Она ушла, и вокруг меня образовалась пустота. Ведь Доуви все видела. В ней хранилось знание о том, что случилось с сестрами Чэпел, все эти маленькие частички нас. Никто другой в эту историю не поверил бы, а теперь она увозила эту ценную информацию очень далеко, на другую сторону Атлантики.
Частички меня хранилась у моих сестер, и они были погребены вместе с ними. Я боялась, что с отъездом Доуви от меня вообще останутся лишь разрозненные кусочки.
Тогда я впервые отчетливо это осознала: Айрис Чэпел скоро перестанет существовать.
Оставался лишь один вопрос: как именно это случится?

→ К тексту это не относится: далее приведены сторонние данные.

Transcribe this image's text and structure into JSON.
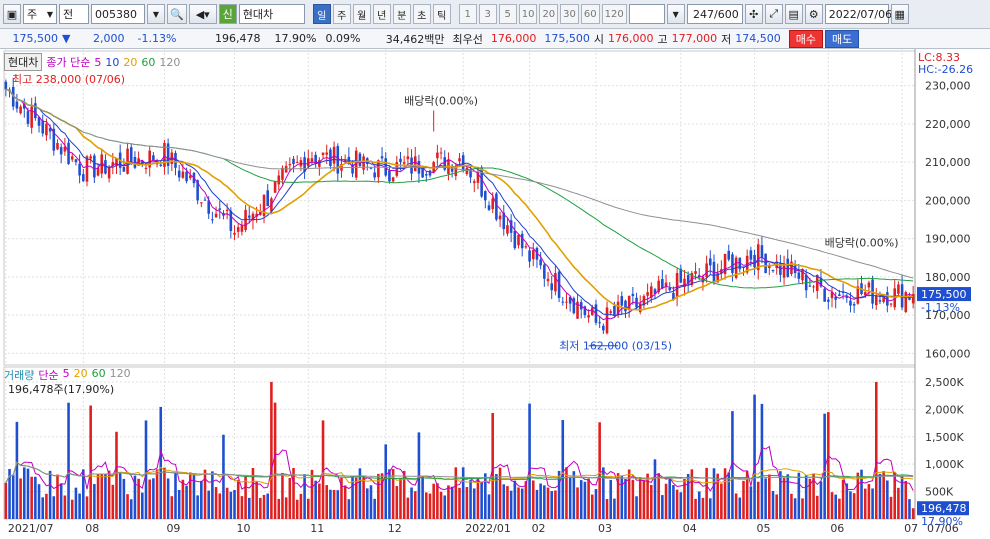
{
  "toolbar": {
    "market": "주",
    "scope": "전",
    "code": "005380",
    "badge": "신",
    "name": "현대차",
    "periods": [
      "일",
      "주",
      "월",
      "년",
      "분",
      "초",
      "틱"
    ],
    "minute_buttons": [
      "1",
      "3",
      "5",
      "10",
      "20",
      "30",
      "60",
      "120"
    ],
    "count": "247/600",
    "date": "2022/07/06"
  },
  "quote": {
    "price": "175,500",
    "arrow": "▼",
    "change": "2,000",
    "change_pct": "-1.13%",
    "volume": "196,478",
    "vol_ratio": "17.90%",
    "turnover": "0.09%",
    "amount": "34,462백만",
    "priority_label": "최우선",
    "ask": "176,000",
    "bid": "175,500",
    "open_label": "시",
    "open": "176,000",
    "high_label": "고",
    "high": "177,000",
    "low_label": "저",
    "low": "174,500",
    "buy": "매수",
    "sell": "매도"
  },
  "price_panel": {
    "stock_tag": "현대차",
    "ma_label": "종가 단순",
    "ma_periods": [
      "5",
      "10",
      "20",
      "60",
      "120"
    ],
    "ma_colors": [
      "#c000c0",
      "#2040d0",
      "#e0a000",
      "#20a040",
      "#909090"
    ],
    "lc": "LC:8.33",
    "hc": "HC:-26.26",
    "high_note": "최고 238,000 (07/06)",
    "low_note": "최저 162,000 (03/15)",
    "dividend_note_1": "배당락(0.00%)",
    "dividend_note_2": "배당락(0.00%)",
    "cur_price_tag": "175,500",
    "cur_pct_tag": "-1.13%",
    "yticks": [
      "230,000",
      "220,000",
      "210,000",
      "200,000",
      "190,000",
      "180,000",
      "170,000",
      "160,000"
    ]
  },
  "volume_panel": {
    "label": "거래량",
    "ma_label": "단순",
    "ma_periods": [
      "5",
      "20",
      "60",
      "120"
    ],
    "ma_colors": [
      "#c000c0",
      "#e0a000",
      "#20a040",
      "#909090"
    ],
    "info": "196,478주(17.90%)",
    "yticks": [
      "2,500K",
      "2,000K",
      "1,500K",
      "1,000K",
      "500K"
    ],
    "cur_tag": "196,478",
    "cur_pct": "17.90%"
  },
  "xaxis": [
    "2021/07",
    "08",
    "09",
    "10",
    "11",
    "12",
    "2022/01",
    "02",
    "03",
    "04",
    "05",
    "06",
    "07"
  ],
  "xaxis_right": "07/06",
  "colors": {
    "up": "#e02020",
    "down": "#1e4fd0",
    "grid": "#e0e0e0",
    "axis": "#888888"
  },
  "chart_data": [
    {
      "type": "candlestick",
      "title": "현대차",
      "y_unit": "KRW",
      "ylim": [
        158000,
        238000
      ],
      "x": [
        "2021/07",
        "08",
        "09",
        "10",
        "11",
        "12",
        "2022/01",
        "02",
        "03",
        "04",
        "05",
        "06",
        "07"
      ],
      "monthly_close_approx": [
        229000,
        208000,
        212000,
        192000,
        212000,
        208000,
        211000,
        185000,
        168000,
        178000,
        186000,
        176000,
        175500
      ],
      "max": 238000,
      "min": 162000,
      "last": 175500
    },
    {
      "type": "bar",
      "title": "거래량",
      "ylim": [
        0,
        2700000
      ],
      "last": 196478,
      "max_approx": 2500000
    }
  ]
}
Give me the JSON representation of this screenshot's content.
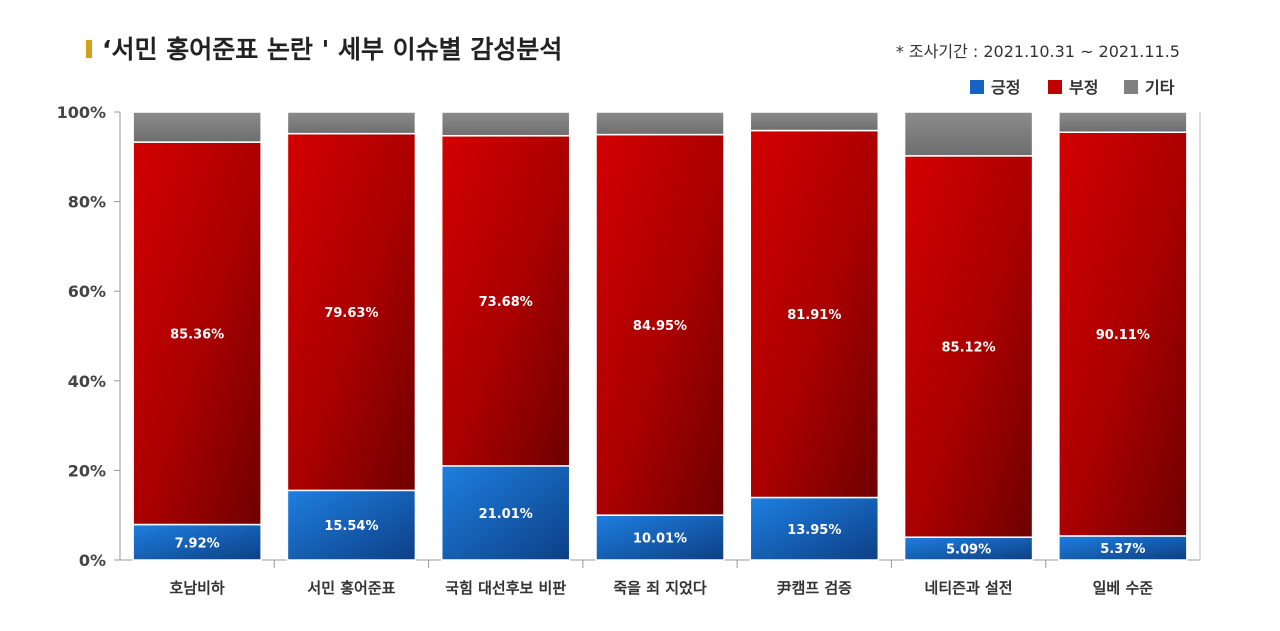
{
  "header": {
    "title": "‘서민 홍어준표 논란 ' 세부 이슈별 감성분석",
    "period": "* 조사기간 : 2021.10.31 ~ 2021.11.5"
  },
  "colors": {
    "positive": "#1565c0",
    "negative": "#c00000",
    "other": "#808080",
    "title_marker": "#d4a017"
  },
  "chart_data": {
    "type": "bar",
    "stacked": "percent",
    "categories": [
      "호남비하",
      "서민 홍어준표",
      "국힘 대선후보 비판",
      "죽을 죄 지었다",
      "尹캠프 검증",
      "네티즌과 설전",
      "일베 수준"
    ],
    "series": [
      {
        "name": "긍정",
        "values": [
          7.92,
          15.54,
          21.01,
          10.01,
          13.95,
          5.09,
          5.37
        ],
        "labels": [
          "7.92%",
          "15.54%",
          "21.01%",
          "10.01%",
          "13.95%",
          "5.09%",
          "5.37%"
        ]
      },
      {
        "name": "부정",
        "values": [
          85.36,
          79.63,
          73.68,
          84.95,
          81.91,
          85.12,
          90.11
        ],
        "labels": [
          "85.36%",
          "79.63%",
          "73.68%",
          "84.95%",
          "81.91%",
          "85.12%",
          "90.11%"
        ]
      },
      {
        "name": "기타",
        "values": [
          6.72,
          4.83,
          5.31,
          5.04,
          4.14,
          9.79,
          4.52
        ]
      }
    ],
    "yticks": [
      "0%",
      "20%",
      "40%",
      "60%",
      "80%",
      "100%"
    ],
    "ylim": [
      0,
      100
    ],
    "grid": false,
    "legend": "top-right"
  }
}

Тем вечером я не стала читать письмо Белинды. Она там наверняка прощается со мной, и после всех волнений я была не в состоянии это читать. Но сумку я открыла, проверив содержимое. В ней были два конверта: один с письмом, другой – с пачкой денег – и все те вещи, которые я взяла на память о сестрах: флакон лавандовых духов, кольца, книга стихов Каллы,
Я достала из сумки картину и поставила ее на стол, прислонив к стене, чтобы ее было видно издалека. Она была небольшого размера, но все равно добавляла цвета в стерильное однообразие моей палаты. Я истосковалась по цвету.
В тот вечер, пока я ела ужин, Брюэр сидела на диване и развлекала меня выдержками из книги детских имен.
– Как насчет Донны? – спросила она. – Тебе нравится? Здесь пишут, что это имя означает
– Нормально, – безразлично сказала я.
Она лукаво посмотрела на меня и преувеличенно вздохнула.
– Некоторым сложно угодить, – сказала она и снова принялась переворачивать страницы.